The Power of ‘Yes’: A Personal Account of Foster Care Ministry

by Emily Furr, Mission Georgia Mobilizer

I have always struggled with James 1:27.

“Religion that God our Father accepts as pure and faultless is this: to look after orphans and widows in their distress and to keep oneself from being polluted by the world.”

Caring for widows & orphans. 

Widows.  Maybe take them a meal, mow their grass, invite them over for dinner. 

Orphans.  I don’t even know where to start.

“Lord, does this mean me?”   

In the summer of 2020, the Lord answered that question.  “YES!  This means you.” 

“You want me to do what?  You want me to minister to orphans?  How in the world am I supposed to do that?”

“Foster care,” He answered.

Never in my wildest dreams did I see myself as a foster mom. 

Fast forward to February 8, 2021, and we opened our home to a 10-year-old boy.  Quickly, I learned that I did not know enough, have enough energy or stamina to parent this child that the Lord had given us. 

But God did and does.  Just like the boy with the loaves and fish, I gave God what I did have instead of what I didn’t have, and he has multiplied it a million times over. 

We entered into foster care with hopes of impacting the kingdom of Christ and in obedience to Him, to live out the Scripture to care for widows and orphans.  We quickly realized that we were drastically unprepared for the effects that trauma had left on our foster son. 

There was anger, slamming doors, suspensions from school, broken tables at church, cussing at the lunch table.  We had very little training or equipping on how to handle these situations.  We had only briefly heard of the effects of trauma. 

We had a love for the Lord and a calling from Him to love this child, but we were not equipped.


Thankfully, Mission Georgia has training that equips us to parent, love, instruct, and teach children who come from hard places.  Each month, Mission Georgia provides Christ-centered, biblically-based parenting strategies that help us parent our foster children. 

These trainings also count towards our training hours that we need each month to be a foster parent – so they are a win-win!

Mission Georgia also provides training for our church volunteers. 

Our volunteers love the Lord and love kids, but they were even less prepared for our foster child who had experienced so many hard things. 

“ThatKid!” is a training which is offered each quarter. It helps children’s ministry workers and church volunteers know how they, too, can minister to hurting kids.


The body of Christ served me, our foster son, my husband and our biological children well.  We are grateful that God gave us our church family and close friends to walk beside us. 

Our foster son’s school was 45 minutes from our house and we desperately desired to let him finish out his school year in the same school.

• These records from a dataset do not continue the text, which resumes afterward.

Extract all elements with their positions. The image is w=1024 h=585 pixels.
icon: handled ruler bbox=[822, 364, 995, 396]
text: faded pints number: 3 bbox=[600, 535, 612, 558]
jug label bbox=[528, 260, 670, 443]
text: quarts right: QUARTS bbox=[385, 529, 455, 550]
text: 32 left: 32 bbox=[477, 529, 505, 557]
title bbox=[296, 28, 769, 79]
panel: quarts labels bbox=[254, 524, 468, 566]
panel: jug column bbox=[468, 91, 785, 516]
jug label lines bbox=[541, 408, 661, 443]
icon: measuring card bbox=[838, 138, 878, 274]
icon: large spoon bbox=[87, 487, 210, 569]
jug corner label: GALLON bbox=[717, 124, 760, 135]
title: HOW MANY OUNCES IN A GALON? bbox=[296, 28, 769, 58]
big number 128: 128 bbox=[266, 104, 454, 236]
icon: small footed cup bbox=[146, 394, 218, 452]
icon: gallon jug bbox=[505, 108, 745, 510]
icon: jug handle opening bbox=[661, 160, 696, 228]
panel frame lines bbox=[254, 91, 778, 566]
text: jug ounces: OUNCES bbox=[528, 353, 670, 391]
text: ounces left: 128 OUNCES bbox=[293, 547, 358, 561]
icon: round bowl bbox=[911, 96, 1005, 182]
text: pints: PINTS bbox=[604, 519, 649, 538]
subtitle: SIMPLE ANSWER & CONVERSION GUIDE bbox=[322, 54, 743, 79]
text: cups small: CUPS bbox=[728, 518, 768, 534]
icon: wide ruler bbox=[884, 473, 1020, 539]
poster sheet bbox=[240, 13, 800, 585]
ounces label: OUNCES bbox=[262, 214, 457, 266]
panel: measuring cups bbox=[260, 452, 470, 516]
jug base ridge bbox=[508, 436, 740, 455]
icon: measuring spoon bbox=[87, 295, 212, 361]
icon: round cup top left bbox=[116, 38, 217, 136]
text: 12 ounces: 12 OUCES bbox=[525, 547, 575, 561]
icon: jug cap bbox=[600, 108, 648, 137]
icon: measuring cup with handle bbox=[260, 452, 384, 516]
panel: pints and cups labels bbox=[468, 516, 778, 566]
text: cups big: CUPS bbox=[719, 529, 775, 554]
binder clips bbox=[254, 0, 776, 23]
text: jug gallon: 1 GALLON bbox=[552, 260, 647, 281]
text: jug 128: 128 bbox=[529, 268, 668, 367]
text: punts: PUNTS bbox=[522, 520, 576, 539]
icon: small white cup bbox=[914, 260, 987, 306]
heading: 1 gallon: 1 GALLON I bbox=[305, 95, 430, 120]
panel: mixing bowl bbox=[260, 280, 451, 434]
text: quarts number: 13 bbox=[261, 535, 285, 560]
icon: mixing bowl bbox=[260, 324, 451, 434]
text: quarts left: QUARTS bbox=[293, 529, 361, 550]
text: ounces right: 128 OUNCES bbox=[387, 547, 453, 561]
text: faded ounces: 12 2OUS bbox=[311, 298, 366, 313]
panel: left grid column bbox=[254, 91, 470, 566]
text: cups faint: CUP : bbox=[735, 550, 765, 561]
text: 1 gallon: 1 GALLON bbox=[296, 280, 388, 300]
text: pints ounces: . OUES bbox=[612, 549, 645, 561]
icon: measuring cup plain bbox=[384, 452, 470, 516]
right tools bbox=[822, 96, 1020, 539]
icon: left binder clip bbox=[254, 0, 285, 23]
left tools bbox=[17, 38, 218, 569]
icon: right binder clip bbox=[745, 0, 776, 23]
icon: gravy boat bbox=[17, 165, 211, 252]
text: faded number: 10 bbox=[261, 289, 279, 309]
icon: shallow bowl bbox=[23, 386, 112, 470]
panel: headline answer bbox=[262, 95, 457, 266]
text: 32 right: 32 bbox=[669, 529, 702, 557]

People helped us with carpooling and gave us clothes.  When he arrived at our home, he came to us with only the clothes he wore to school that day. 

It was wonderful when people invited him over to their house for dinner so that we could have a night at home, just our biological family. 

Royal Ambassador leaders, Sunday School teachers, and recreation leaders all worked together to help this child who had experienced so much trauma begin the healing process. 

It truly does take a village to raise a child from hard places and we could not be more grateful for the community that God has blessed us with.


Foster care is Gospel work.  It is living out the command to love the Lord our God and to love our neighbor as ourselves. 

For our family, that meant rearranging our home and loving a child who honestly appeared not to want to love us in return.  

However, God was at work! 

Each night as I tucked him in, we read a Bible story and had a time of prayer, much like I did with my biological children. 

He asked questions.  A LOT of questions. 

He came to us broken and hurting, but also questioning.  He was primed to hear and respond to the Gospel. 

After a few weeks of him being in our home, he prayed and asked Jesus to be His Lord and Savior. 

We spent the following months that he was with us teaching him God’s Word, helping him to memorize key passages of Scripture, and allowing Him to see the love of God played out through the church. 

And we watched as the Lord worked in his life and transformed him from an angry child into a more secure and settled child. 


God is working.  He is working in our state of Georgia and through Mission Georgia.

He is using people just like you to equip and support foster families, to train the church to minister to kids from hard places and to show Himself to others through the Gospel. 

Our hope is that you will join Him in the work that He is doing.  The Lord can use you to impact the kingdom of God through the ministry of foster care.